I soggetti più a rischio sono, oltre ai principianti, i canoisti d'acqua bianca anche esperti ma poco allenati e soprattutto i canoisti da mare e lago durante la stagione invernale.
Lorenzo secondo me hai tirato in ballo un concetto fondamentale: il rischio.
La valutazione del rischio sta alla base di tutto.
Posto che l'incidente può sempre capitare dato che il rischio zero non esiste (in nessun campo) e che quindi la prevenzione può solo ridurre il rischio e non azzerarlo pensiamo ai fattori di rischio che ci possono portare più o meno velocemente in contro ad un bagno ed ai relativi problemi:
L'abbiagliamento inadeguato è un fattore di rischio;
L'essere da solo è un fattore di rischio;
L'avere un kayak instabile è un fattore di rischio;
La pianificazione (meteo, possibilità di trovare riparo a riva,...);
La preparazione più o meno adeguata del canoista;
Lo stato fisico alla partenza;...e sono sicuro ce ne siano molti altri
Prevenzione vuol dire appunto ridurre i fattori di rischio.

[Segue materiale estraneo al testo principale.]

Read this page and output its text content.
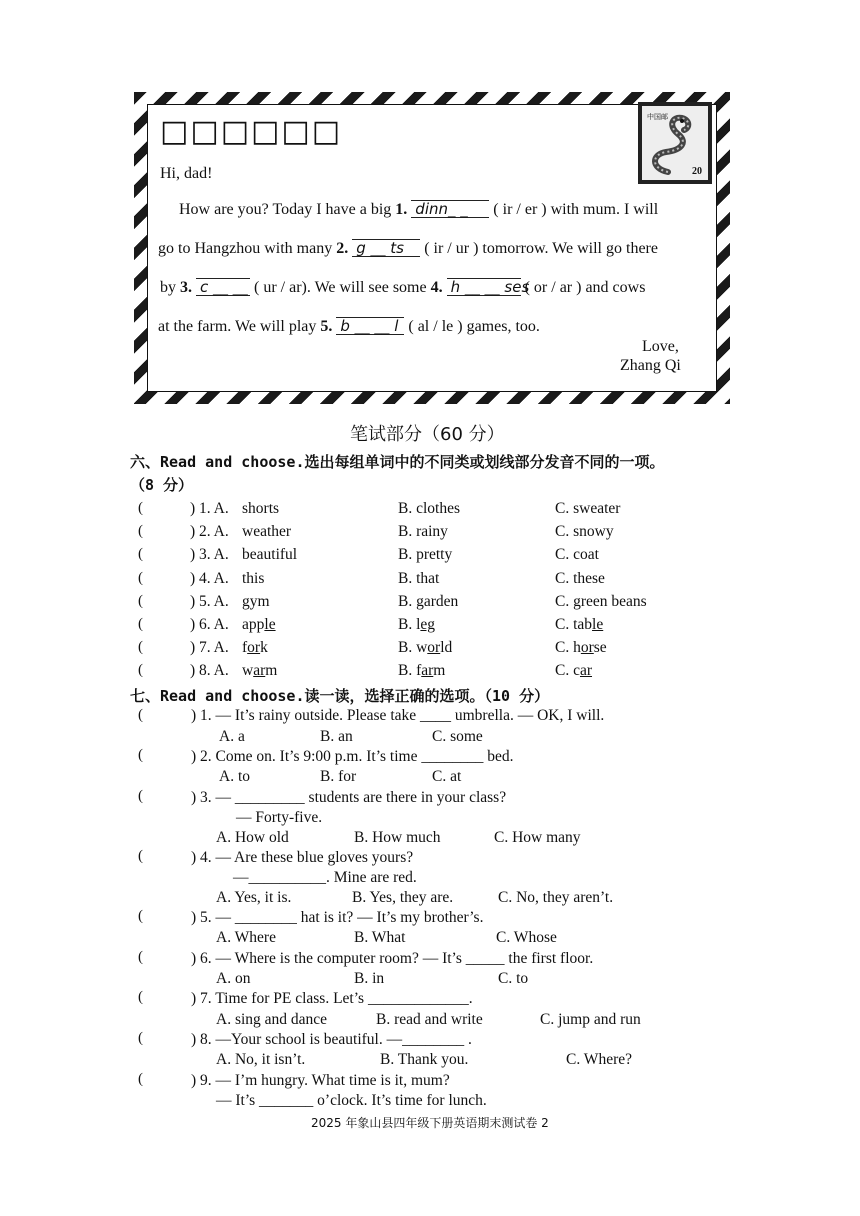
□□□□□□	中国邮
20
Hi, dad!
How are you? Today I have a big 1. dinn_ _ ( ir / er ) with mum. I will
go to Hangzhou with many 2. g __ ts ( ir / ur ) tomorrow. We will go there
by 3. c __ __ ( ur / ar). We will see some 4. h __ __ ses ( or / ar ) and cows
at the farm. We will play 5. b __ __ l ( al / le ) games, too.
Love,
Zhang Qi
笔试部分（60 分）
六、Read and choose.选出每组单词中的不同类或划线部分发音不同的一项。
（8 分）
(	) 1. A. shorts	B. clothes	C. sweater
(	) 2. A. weather	B. rainy	C. snowy
(	) 3. A. beautiful	B. pretty	C. coat
(	) 4. A. this	B. that	C. these
(	) 5. A. gym	B. garden	C. green beans
(	) 6. A. apple	B. leg	C. table
(	) 7. A. fork	B. world	C. horse
(	) 8. A. warm	B. farm	C. car
七、Read and choose.读一读，选择正确的选项。（10 分）
(	) 1. — It’s rainy outside. Please take ____ umbrella. — OK, I will.
A. a	B. an	C. some
(	) 2. Come on. It’s 9:00 p.m. It’s time ________ bed.
A. to	B. for	C. at
(	) 3. — _________ students are there in your class?
— Forty-five.
A. How old	B. How much	C. How many
(	) 4. — Are these blue gloves yours?
—__________. Mine are red.
A. Yes, it is.	B. Yes, they are.	C. No, they aren’t.
(	) 5. — ________ hat is it? — It’s my brother’s.
A. Where	B. What	C. Whose
(	) 6. — Where is the computer room? — It’s _____ the first floor.
A. on	B. in	C. to
(	) 7. Time for PE class. Let’s _____________.
A. sing and dance	B. read and write	C. jump and run
(	) 8. —Your school is beautiful. —________ .
A. No, it isn’t.	B. Thank you.	C. Where?
(	) 9. — I’m hungry. What time is it, mum?
— It’s _______ o’clock. It’s time for lunch.
2025 年象山县四年级下册英语期末测试卷 2
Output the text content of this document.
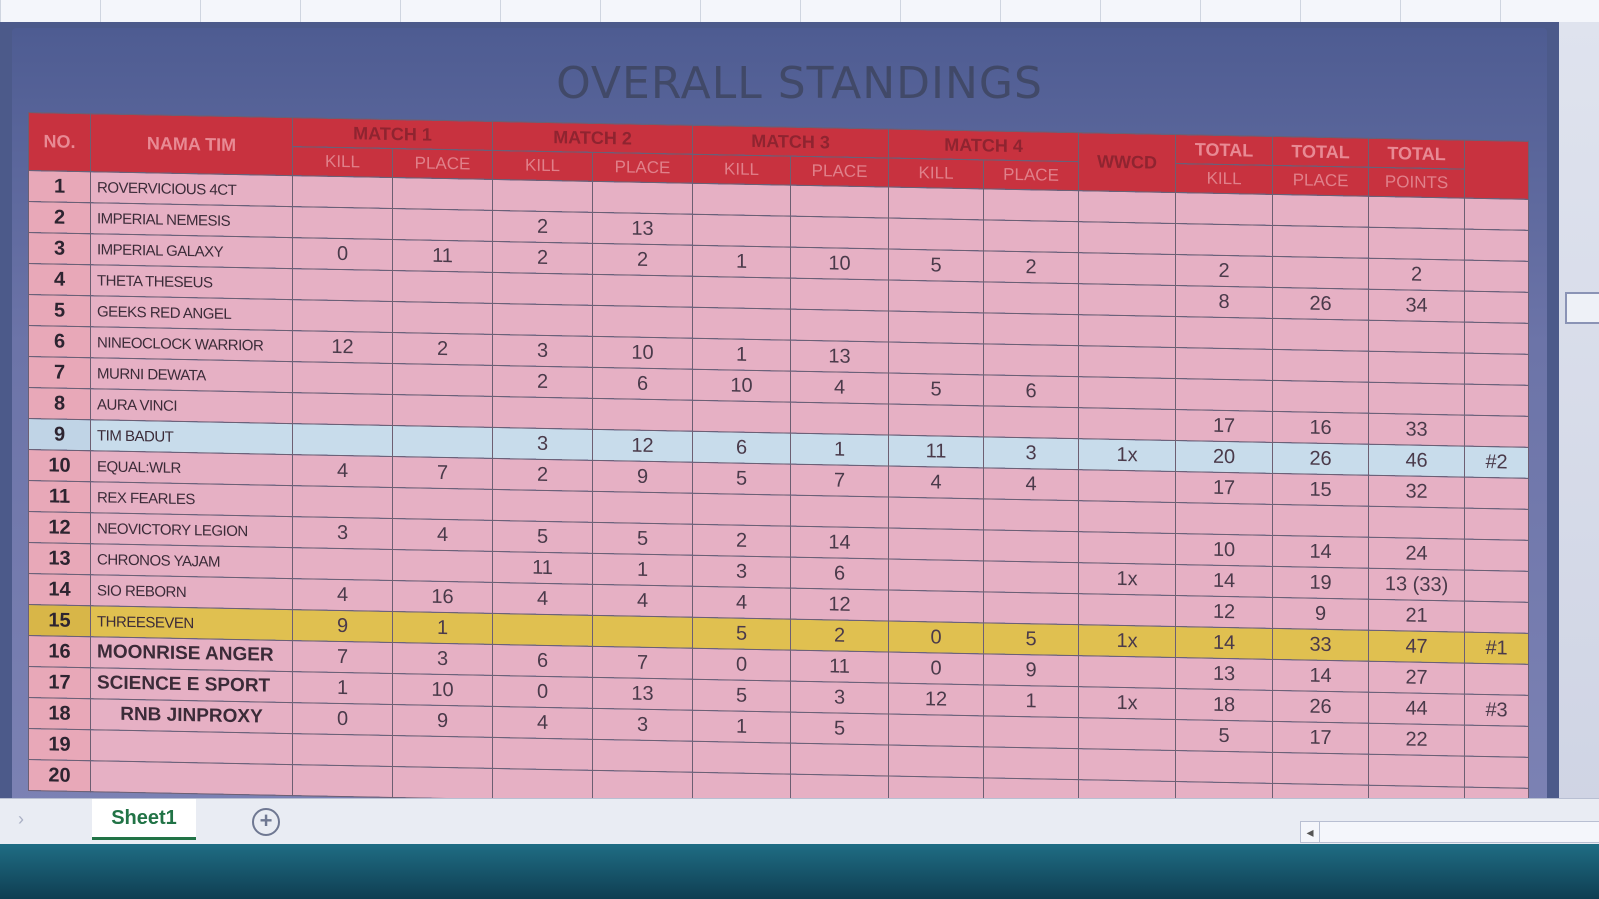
OVERALL STANDINGS
NO.	NAMA TIM	MATCH 1		MATCH 2		MATCH 3		MATCH 4		WWCD	TOTAL	TOTAL	TOTAL	
		KILL	PLACE	KILL	PLACE	KILL	PLACE	KILL	PLACE		KILL	PLACE	POINTS	
1	ROVERVICIOUS 4CT													
2	IMPERIAL NEMESIS			2	13									
3	IMPERIAL GALAXY	0	11	2	2	1	10	5	2		2		2	
4	THETA THESEUS										8	26	34	
5	GEEKS RED ANGEL													
6	NINEOCLOCK WARRIOR	12	2	3	10	1	13							
7	MURNI DEWATA			2	6	10	4	5	6					
8	AURA VINCI										17	16	33	
9	TIM BADUT			3	12	6	1	11	3	1x	20	26	46	#2
10	EQUAL:WLR	4	7	2	9	5	7	4	4		17	15	32	
11	REX FEARLES													
12	NEOVICTORY LEGION	3	4	5	5	2	14				10	14	24	
13	CHRONOS YAJAM			11	1	3	6			1x	14	19	13 (33)	
14	SIO REBORN	4	16	4	4	4	12				12	9	21	
15	THREESEVEN	9	1			5	2	0	5	1x	14	33	47	#1
16	MOONRISE ANGER	7	3	6	7	0	11	0	9		13	14	27	
17	SCIENCE E SPORT	1	10	0	13	5	3	12	1	1x	18	26	44	#3
18	RNB JINPROXY	0	9	4	3	1	5				5	17	22	
19														
20														
›	Sheet1	+	◂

Quando si parla di sport e di lavoro si parla sempre del concetto di "rischio accettabile" dato che nessuno in nessuna condizione può essere matematicamente certo al 100% che non finirà in acqua.
(da wikipedia: Per rischio accettabile si intende un certo rischio che è conosciuto e tollerato generalmente perché i costi o le difficoltà per implementare una contromisura efficace risultano eccessivi se confrontati con l'aspettativa della perdita.)Secondo me è questo il punto su cui ci si deve concentrare e discutere.
Tu dici che i più esposti sono i "kayaker da mare" ed hai correttamente motivato la tua opinione (poco avvezzi all'eschimo, spesso lontani da riva lungo coste selvagge, spesso soli, spesso convinti del fatto che "tanto ho la stagna" senza considerare che quella ti tiene all'asciutto ma poco o niente può contro la sottrazione di calore causato dall'acqua gelata).
Ti rilancio la palla, pur concordando sulle tue osservazioni riguardo al rischio in kayak da mare, con questa mia osservazione:
Per noi il rischio accettabile è la muta stagna, un cambio asciutto nei gavoni, bevande calde pronte nei gavoni, coperte isotermiche nei gavoni, cellulare sempre a portata di mano in busta stagna, kayak stabile (rispetto ad un kayak puramente improntato alla velocità ed all'agonismo), attrezzatura di sicurezza (pompa, paddle-float, pagaia di scorta, giubbetto sempre indossato,...).
Mentre vedo agonisti girare tranquillamente in pieno inverno sul Lario con barche che si ribaltano solo a guardarle con addosso solo la tuta da ginnastica. Ma ovviamente stando vicino a riva, sempre in gruppo, facendo circuiti che li fanno allontanare relativamente poco dal punto di partenza dove c'è una struttura in grado di accoglierli al caldo e da cui eventualmente può partire una barca appoggio.
Sono due categorie che per quanto sembrano simili, sono dal punto di vista della valutazione del rischio (e forse anche della percezione del rischio), diametralmente opposte e le cui tattiche di prevenzione sono diverse perchè diverse sono le esigenze che portano il pagaiatore ad entrare in canoa.
Da questo punto di vista secondo me le due cose non sono per nulla paragonabili tant'è che è evidente che l'errore più grosso è quello di comportarsi in un ambiente come si farebbe nell'altro (fare percorsi da gita in kayak da mare in tuta da ginnastica e senza dotazioni o costringere l'agonista a mettere stagna, giubbetto e stracaricare di attrezzatura di sicurezza il k1).
PS: per il discorso "shock termico" un grande fattore di rischio è la digestione (come è noto a tutte le mamme con bimbi piccoli al mare
)... durante le pause conviene sempre mangiare cose leggere facilmente digeribili (anche mangiando meno ma più spesso rispetto ad un'unica abbuffata) così da non costringere l'organismo a richiamare più sangue possibile dalla periferia verso stomaco ed intestino.